Yesterday, he was at an evening rally in Chicago where a snow blizzard shut down the airport for hours. Then he was due in St Louis, Missouri, a key state in any election, but so rushed was the candidate that he was not even planning to leave the airport after holding a rally in a hangar. At least the McCain campaign now has a decent-sized plane. So hard up was his campaign that many of his staff were either let go or working without pay.
Mr Obama's campaign first took him to New Mexico yesterday, an area with a large Hispanic population, whose support he needs on Tuesday if he is to defeat Mrs Clinton. Then he was off to the snowbound north, with appearances booked in Boise, Idaho, Minneapolis, Minnesota, and St Louis, Missouri, as he kept up his strategy of harvesting votes in the crucial smaller states ahead of next Tuesday.

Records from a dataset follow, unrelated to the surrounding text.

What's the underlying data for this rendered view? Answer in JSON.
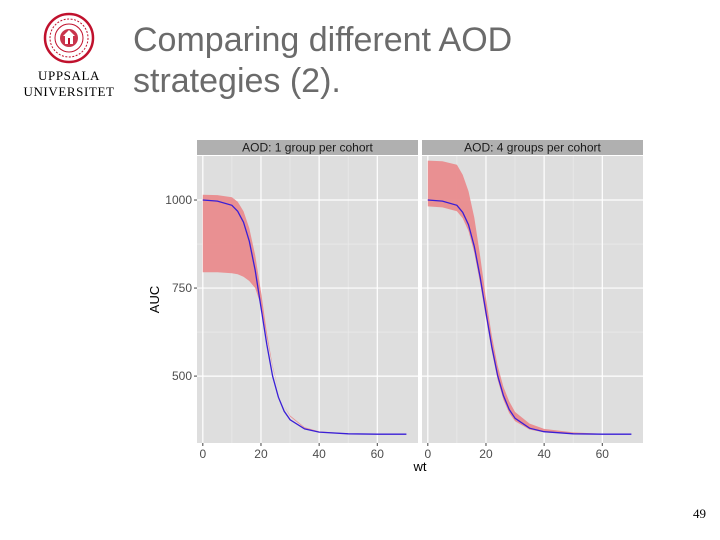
{
  "logo": {
    "lines": [
      "UPPSALA",
      "UNIVERSITET"
    ],
    "color": "#c0112d"
  },
  "slide": {
    "title_lines": [
      "Comparing different AOD",
      "strategies (2)."
    ],
    "page_number": "49"
  },
  "chart_data": {
    "type": "area",
    "xlabel": "wt",
    "ylabel": "AUC",
    "xlim": [
      -2,
      74
    ],
    "ylim": [
      310,
      1125
    ],
    "xticks": [
      0,
      20,
      40,
      60
    ],
    "yticks": [
      500,
      750,
      1000
    ],
    "grid": true,
    "colors": {
      "ribbon": "#e9898b",
      "line": "#3a1fd6",
      "panel_bg": "#dedede",
      "strip_bg": "#b0b0b0",
      "grid": "#ffffff"
    },
    "panels": [
      {
        "strip": "AOD: 1 group per cohort",
        "x": [
          0,
          5,
          10,
          12,
          14,
          16,
          18,
          20,
          22,
          24,
          26,
          28,
          30,
          35,
          40,
          50,
          60,
          70
        ],
        "line": [
          1000,
          997,
          985,
          968,
          937,
          883,
          800,
          695,
          590,
          500,
          440,
          400,
          376,
          350,
          341,
          336,
          335,
          335
        ],
        "lower": [
          795,
          795,
          792,
          789,
          782,
          770,
          750,
          700,
          610,
          525,
          462,
          415,
          385,
          352,
          342,
          336,
          335,
          335
        ],
        "upper": [
          1015,
          1014,
          1008,
          995,
          968,
          920,
          843,
          740,
          625,
          530,
          462,
          415,
          388,
          355,
          343,
          337,
          336,
          335
        ]
      },
      {
        "strip": "AOD: 4 groups per cohort",
        "x": [
          0,
          5,
          10,
          12,
          14,
          16,
          18,
          20,
          22,
          24,
          26,
          28,
          30,
          35,
          40,
          50,
          60,
          70
        ],
        "line": [
          1000,
          997,
          985,
          965,
          930,
          868,
          780,
          680,
          583,
          502,
          445,
          405,
          380,
          352,
          342,
          336,
          335,
          335
        ],
        "lower": [
          982,
          979,
          968,
          948,
          912,
          850,
          762,
          665,
          570,
          490,
          433,
          395,
          372,
          348,
          340,
          336,
          335,
          335
        ],
        "upper": [
          1112,
          1110,
          1100,
          1072,
          1025,
          950,
          840,
          720,
          615,
          530,
          470,
          428,
          398,
          365,
          350,
          340,
          336,
          335
        ]
      }
    ]
  }
}
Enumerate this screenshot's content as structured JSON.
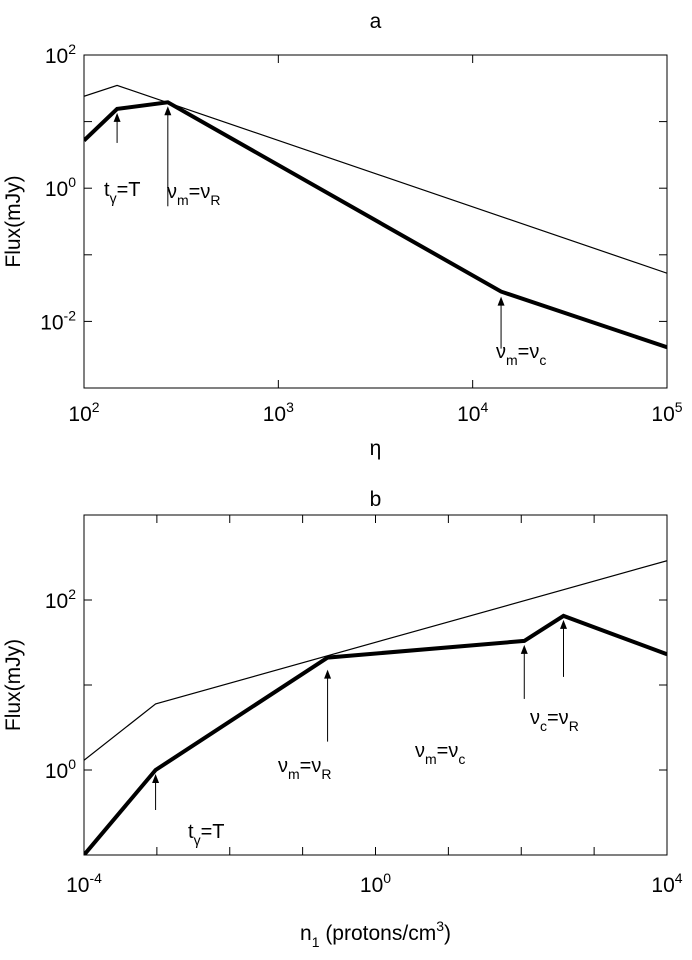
{
  "chart_data": [
    {
      "type": "line",
      "title": "a",
      "xlabel": "η",
      "ylabel": "Flux(mJy)",
      "xscale": "log",
      "yscale": "log",
      "xlim": [
        100,
        100000
      ],
      "ylim": [
        0.001,
        100
      ],
      "xticks": [
        {
          "value": 100,
          "base": "10",
          "exp": "2"
        },
        {
          "value": 1000,
          "base": "10",
          "exp": "3"
        },
        {
          "value": 10000,
          "base": "10",
          "exp": "4"
        },
        {
          "value": 100000,
          "base": "10",
          "exp": "5"
        }
      ],
      "yticks": [
        {
          "value": 0.01,
          "base": "10",
          "exp": "-2"
        },
        {
          "value": 1,
          "base": "10",
          "exp": "0"
        },
        {
          "value": 100,
          "base": "10",
          "exp": "2"
        }
      ],
      "series": [
        {
          "style": "thin",
          "x": [
            100,
            148,
            100000
          ],
          "y": [
            24,
            35,
            0.053
          ]
        },
        {
          "style": "thick",
          "x": [
            100,
            148,
            270,
            14000,
            100000
          ],
          "y": [
            5.2,
            15.5,
            19.5,
            0.028,
            0.0041
          ]
        }
      ],
      "annotations": [
        {
          "parts": [
            [
              "t",
              ""
            ],
            [
              "γ",
              "sub"
            ],
            [
              "=T",
              ""
            ]
          ],
          "arrow_x": 148,
          "arrow_y": 15.5
        },
        {
          "parts": [
            [
              "ν",
              ""
            ],
            [
              "m",
              "sub"
            ],
            [
              "=ν",
              ""
            ],
            [
              "R",
              "sub"
            ]
          ],
          "arrow_x": 270,
          "arrow_y": 19.5
        },
        {
          "parts": [
            [
              "ν",
              ""
            ],
            [
              "m",
              "sub"
            ],
            [
              "=ν",
              ""
            ],
            [
              "c",
              "sub"
            ]
          ],
          "arrow_x": 14000,
          "arrow_y": 0.028
        }
      ]
    },
    {
      "type": "line",
      "title": "b",
      "xlabel": "n₁ (protons/cm³)",
      "xlabel_parts": [
        [
          "n",
          ""
        ],
        [
          "1",
          "sub"
        ],
        [
          " (protons/cm",
          ""
        ],
        [
          "3",
          "sup"
        ],
        [
          ")",
          ""
        ]
      ],
      "ylabel": "Flux(mJy)",
      "xscale": "log",
      "yscale": "log",
      "xlim": [
        0.0001,
        10000
      ],
      "ylim": [
        0.1,
        1000
      ],
      "xticks": [
        {
          "value": 0.0001,
          "base": "10",
          "exp": "-4"
        },
        {
          "value": 1,
          "base": "10",
          "exp": "0"
        },
        {
          "value": 10000,
          "base": "10",
          "exp": "4"
        }
      ],
      "yticks": [
        {
          "value": 1,
          "base": "10",
          "exp": "0"
        },
        {
          "value": 100,
          "base": "10",
          "exp": "2"
        }
      ],
      "series": [
        {
          "style": "thin",
          "x": [
            0.0001,
            0.00096,
            10000
          ],
          "y": [
            1.3,
            6.0,
            290
          ]
        },
        {
          "style": "thick",
          "x": [
            0.0001,
            0.00096,
            0.22,
            110,
            380,
            10000
          ],
          "y": [
            0.1,
            1.0,
            21,
            33,
            65,
            23
          ]
        }
      ],
      "annotations": [
        {
          "parts": [
            [
              "t",
              ""
            ],
            [
              "γ",
              "sub"
            ],
            [
              "=T",
              ""
            ]
          ],
          "arrow_x": 0.00096,
          "arrow_y": 1.0
        },
        {
          "parts": [
            [
              "ν",
              ""
            ],
            [
              "m",
              "sub"
            ],
            [
              "=ν",
              ""
            ],
            [
              "R",
              "sub"
            ]
          ],
          "arrow_x": 0.22,
          "arrow_y": 21
        },
        {
          "parts": [
            [
              "ν",
              ""
            ],
            [
              "m",
              "sub"
            ],
            [
              "=ν",
              ""
            ],
            [
              "c",
              "sub"
            ]
          ],
          "arrow_x": 110,
          "arrow_y": 33
        },
        {
          "parts": [
            [
              "ν",
              ""
            ],
            [
              "c",
              "sub"
            ],
            [
              "=ν",
              ""
            ],
            [
              "R",
              "sub"
            ]
          ],
          "arrow_x": 380,
          "arrow_y": 65
        }
      ]
    }
  ]
}
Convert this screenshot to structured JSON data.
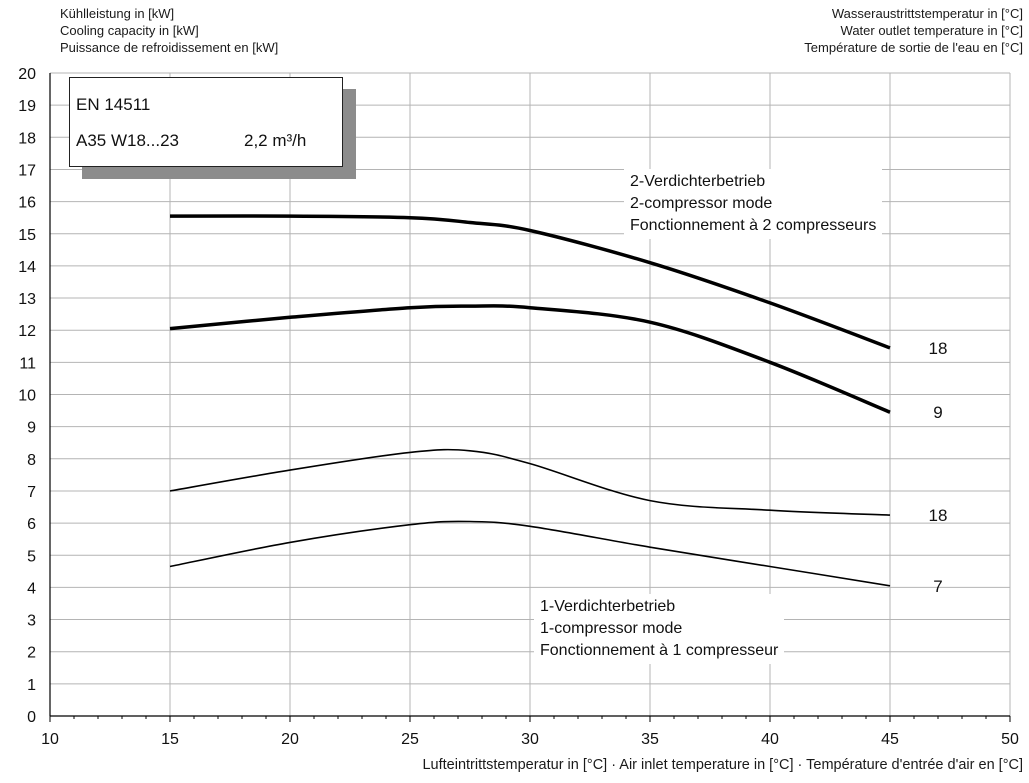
{
  "header": {
    "left_lines": [
      "Kühlleistung in [kW]",
      "Cooling capacity in [kW]",
      "Puissance de refroidissement en [kW]"
    ],
    "right_lines": [
      "Wasseraustrittstemperatur in [°C]",
      "Water outlet temperature in [°C]",
      "Température de sortie de l'eau en [°C]"
    ]
  },
  "info_box": {
    "standard": "EN 14511",
    "condition": "A35 W18...23",
    "flow": "2,2 m³/h"
  },
  "annotations": {
    "mode_2": [
      "2-Verdichterbetrieb",
      "2-compressor mode",
      "Fonctionnement à 2 compresseurs"
    ],
    "mode_1": [
      "1-Verdichterbetrieb",
      "1-compressor mode",
      "Fonctionnement à 1 compresseur"
    ]
  },
  "colors": {
    "line": "#000000",
    "grid": "#b4b4b4",
    "shadow": "#8c8c8c"
  },
  "chart_data": {
    "type": "line",
    "xlabel": "Lufteintrittstemperatur in [°C] · Air inlet temperature in [°C] · Température d'entrée d'air en [°C]",
    "ylabel": "Kühlleistung in [kW] / Cooling capacity in [kW] / Puissance de refroidissement en [kW]",
    "xlim": [
      10,
      50
    ],
    "ylim": [
      0,
      20
    ],
    "x_ticks": [
      10,
      15,
      20,
      25,
      30,
      35,
      40,
      45,
      50
    ],
    "y_ticks": [
      0,
      1,
      2,
      3,
      4,
      5,
      6,
      7,
      8,
      9,
      10,
      11,
      12,
      13,
      14,
      15,
      16,
      17,
      18,
      19,
      20
    ],
    "grid": true,
    "series": [
      {
        "name": "18",
        "mode": "2-compressor",
        "style": "thick",
        "x": [
          15,
          20,
          25,
          27.5,
          30,
          35,
          40,
          45
        ],
        "y": [
          15.55,
          15.55,
          15.5,
          15.35,
          15.1,
          14.1,
          12.85,
          11.45
        ]
      },
      {
        "name": "9",
        "mode": "2-compressor",
        "style": "thick",
        "x": [
          15,
          20,
          25,
          27.5,
          30,
          35,
          40,
          45
        ],
        "y": [
          12.05,
          12.4,
          12.7,
          12.75,
          12.7,
          12.25,
          11.0,
          9.45
        ]
      },
      {
        "name": "18",
        "mode": "1-compressor",
        "style": "thin",
        "x": [
          15,
          20,
          25,
          27.5,
          30,
          35,
          40,
          45
        ],
        "y": [
          7.0,
          7.65,
          8.2,
          8.25,
          7.85,
          6.7,
          6.4,
          6.25
        ]
      },
      {
        "name": "7",
        "mode": "1-compressor",
        "style": "thin",
        "x": [
          15,
          20,
          25,
          27.5,
          30,
          35,
          40,
          45
        ],
        "y": [
          4.65,
          5.4,
          5.95,
          6.05,
          5.9,
          5.25,
          4.65,
          4.05
        ]
      }
    ]
  }
}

Senator Obama received a major boost yesterday with the endorsement of California's 650,000 strong service workers union, which had previously backed John Edwards. The SEIU said it wouldn't have time to launch a major field operation on Senator Obama's behalf, but its endorsement is sure to improve his standing with Latino voters, currently favouring Senator Clinton by a hefty margin, and increases the possibility of an endorsement from Mr Edwards himself.
He also received the endorsement of MoveOn.org, the nationwide left-wing grassroots lobby group which has over 1.7m members in the Super Tues states. Members voted to favour Mr Obama over Hillary Clinton by 70.4 to 29.6 per cent.
Coming out of his strong debate performance on Thursday, Mr Obama is on a roll with a war chest of $32m (£16m) from donors to whom he has returned again and again to ask for $25 and $50 a time. Mrs Clinton's campaign does not have that reach and many of her donors have already hit the $4,600 limit that they are allowed to give.